出典:平成30年度 春期 情報セキュリティマネジメント試験(SG) 午前 問33
予備知識
| 用語 | 意味 |
|---|---|
| 個人情報の保護に関する法律 | 個人情報の取り扱いについて定めた法律 |
問題
| 問題文 |
|---|
| 個人情報保護委員会"個人情報の保護に関する法律についてのガイドライン(通則編)平成29年3月一部改正"に,要配慮個人情報として例示されているものはどれか。 |
| ピヨ意訳:個人情報関連の扱いが平成29年3月に一部変わったんだけどね。「個人情報の保護に関する法律についてのガイドライン(通則編)平成29年3月一部改正」という資料で「これは『要配慮個人情報』だよ」と示されているのは、どれ? |
| 解答選択肢 | |
|---|---|
| ア | 医療従事者が診療の過程で知り得た診療記録などの情報 |
| ピヨ意訳:お医者さんが診療とかで知った患者さんの情報 | |
| イ | 国籍や外国人であるという法的地位の情報 |
| ピヨ意訳:国籍の情報 | |
| ウ | 宗教に関する書籍の購買や貸出しに係る情報 |
| ピヨ意訳:どんな宗教の本を買ったとか借りたとかの情報 | |
| エ | 他人を被疑者とする犯罪捜査のために取調べを受けた事実 |
| ピヨ意訳:友人とかが事件の容疑者になっちゃって、それに関する取り調べを受けましたよ、な事実 | |

正解
| 正解 | |
|---|---|
| ア | 医療従事者が診療の過程で知り得た診療記録などの情報 |
| ピヨ意訳:お医者さんが診療とかで知った患者さんの情報 | |
ピヨピヨ解説
ヤバい、分からん。
……まぁ、いいや。
答えをカンニングしながら知ったかぶって解説していきます。
まず「個人情報の保護に関する法律についてのガイドライン(通則編)平成29年3月一部改正」によると、要配慮個人情報というのは
「要配慮個人情報」とは、不当な差別や偏見その他の不利益が生じないようにその取扱いに特に配慮を要するものとして次の(1)から(11)までの記述等が含まれる個人情報をいう。
(1)人種
(2)信条
(3)社会的身分
(4)病歴
(5)犯罪の経歴
(6)犯罪により害を被った事実
(7)身体障害、知的障害、精神障害とか(ピヨ意訳)
(8)健康診断とかの検査結果(ピヨ意訳)
(9)医師等による診療とかの情報(ピヨ意訳)
(10)本人を被疑者又は被告人とした刑事事件に関する手続が行われたこと(ピヨ意訳)

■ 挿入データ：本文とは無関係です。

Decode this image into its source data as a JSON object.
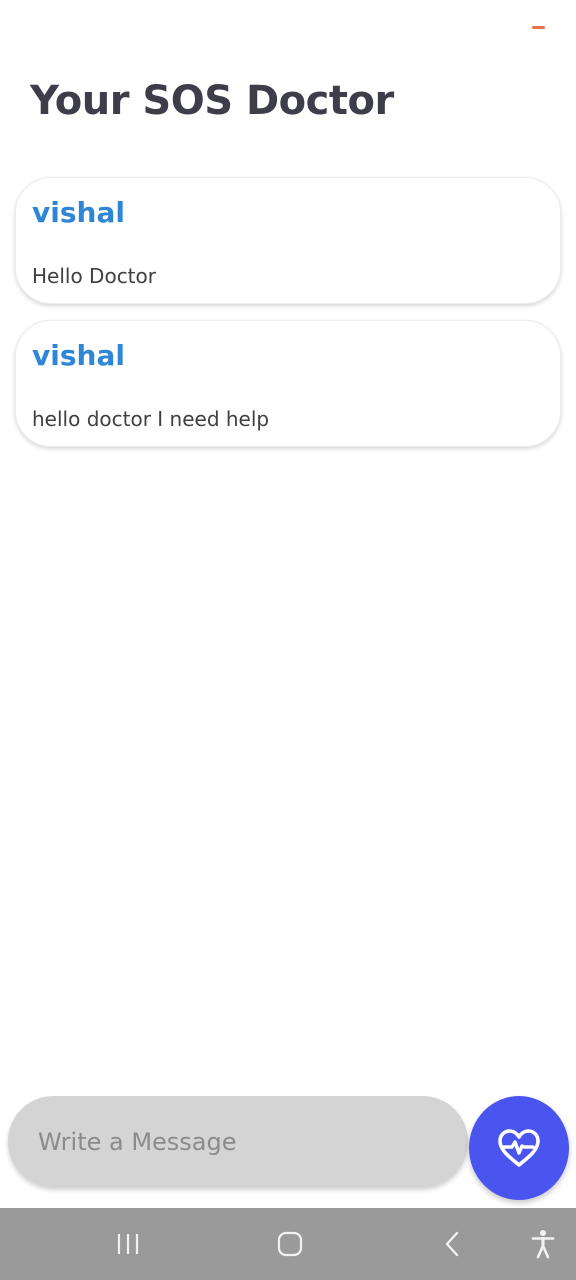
{
  "header": {
    "title": "Your SOS Doctor"
  },
  "messages": [
    {
      "sender": "vishal",
      "text": "Hello Doctor"
    },
    {
      "sender": "vishal",
      "text": "hello doctor I need help"
    }
  ],
  "composer": {
    "placeholder": "Write a Message",
    "send_icon": "heart-pulse-icon"
  },
  "nav": {
    "icons": [
      "recent-apps-icon",
      "home-icon",
      "back-icon",
      "accessibility-icon"
    ]
  },
  "colors": {
    "title": "#3e3d4a",
    "sender": "#2f86d8",
    "send_button": "#4a55f0",
    "input_bg": "#d4d4d4",
    "nav_bar": "#9a9a9a",
    "status_dash": "#e8734f"
  }
}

(11)本人を少年法に規定する少年又はその疑いのある者として少年の保護事件に関する手続が行われたこと(ピヨ意訳)
だそうです。
それを踏まえて、それぞれの選択肢を見ていきましょう。
「ア:医療従事者が診療の過程で知り得た診療記録などの情報」は、いきなり正解です。
要配慮個人情報です。
「(9)医師等による診療とかの情報(ピヨ意訳)」に該当します。
「イ:国籍や外国人であるという法的地位の情報」は、要配慮個人情報には該当しません。
「あれ?これって『(1)人種』に該当しないの?」と思うでしょうが、実は「個人情報の保護に関する法律についてのガイドライン(通則編)平成29年3月一部改正」には以下のように書いてあります。
※全部書くと長ったらしくなるので、上では端折りました。
(1)人種
人種、世系又は民族的若しくは種族的出身を広く意味する。なお、単純な国籍や「外国人」という情報は法的地位であり、それだけでは人種には含まない。また、肌の色は、人種を推知させる情報にすぎないため、人種には含まない。
はい、バッチリしっかり
単純な国籍や「外国人」という情報は法的地位であり、それだけでは人種には含まない。
と書いてありますね。
ということで「イ」は違います。
「ウ:宗教に関する書籍の購買や貸出しに係る情報」も、要配慮個人情報には該当しません。
ゆるく解釈すれば「(2)信条」に該当しそうな気もしますが、本を買ったくらいで信条を決めつけるのは乱暴です。
もしかしたら課題のレポートを書くために買ったのかもしれませんよ。
「エ:他人を被疑者とする犯罪捜査のために取調べを受けた事実」も、要配慮個人情報には該当しません。
この選択肢の引っかけは冒頭の「他人を」です。
これが「本人を」なら「(10)本人を被疑者又は被告人とした刑事事件に関する手続が行われたこと(ピヨ意訳)」に該当するかもしれませんけどね。
他人が被疑者なので該当しません。
ということで「ア:医療従事者が診療の過程で知り得た診療記録などの情報」が正解です。